Dementsprechend rustikal ist dann auch der Zustand des Hauses. Alle Reparaturen müssen von den Bewohnern selbst ausgeführt werden. Wenn das benachbarte Badeschiff sein Becken volllaufen lässt, kommt im Flutgraben kein Wasser mehr aus den Hähnen. Da dem Besitzer auch das Badeschiff gehört, kann man sich aber nicht beschweren. Kein Stress! Durch die ständigen Trockenlegungen, bilden sich Ablagerungen in den Rohren und mittlerweile kann man das Wasser selbst dann nicht mehr trinken, wenn es mal da ist.
Was die Touristen bewundern
Dennoch ist das Atelierhaus am Flutgraben eine rühmliche Ausnahme.

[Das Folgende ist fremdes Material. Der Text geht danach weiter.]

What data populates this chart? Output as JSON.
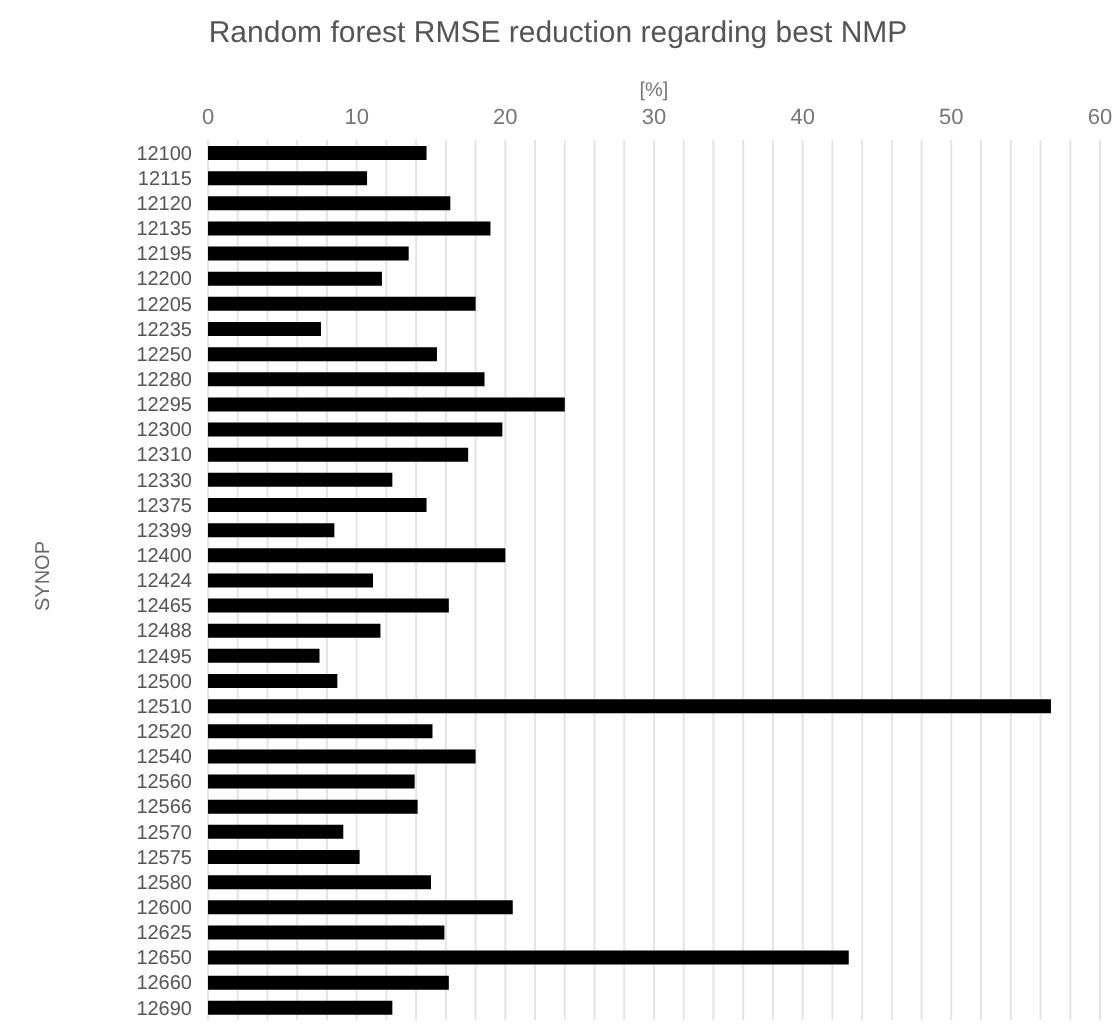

Allein weil es noch existiert. Denn Atelierräume sind knapp geworden in Berlin. Die Stadt hat sich radikal gewandelt. Auch wenn es am Ufer des Clubs der Visionäre auf den ersten Blick immer noch so aussieht, als könnte hier jeder mit eine paar Holzlatten und einer Vision etwas aufziehen.
Das ist die Disneylanderzählung von Berlin. Das ist was die Touristen bewundern. Aber dem Immobilientornado der letzten Jahre hatten die meisten Atelierhäuser nichts entgegen zusetzen. Wenn im Flutgraben ein Arbeitsplatz frei wird, bewerben sich 200 Künstlerinnen, erzählt Mikala Hyldig Dal vom Verein Flutgraben e.V.. Sie sagt das Künstlerleben in der Stadt ist bedroht. Nicht nur das niemand mehr die Mieten in der Stadt bezahlen kann, es gibt auch einfach keine Räume mehr, wo die Künstlerinnen arbeiten können. Dabei sei das künstlerische Niveau hoch in Berlin. Und gerade kämen viele Trumpflüchtlinge aus New York.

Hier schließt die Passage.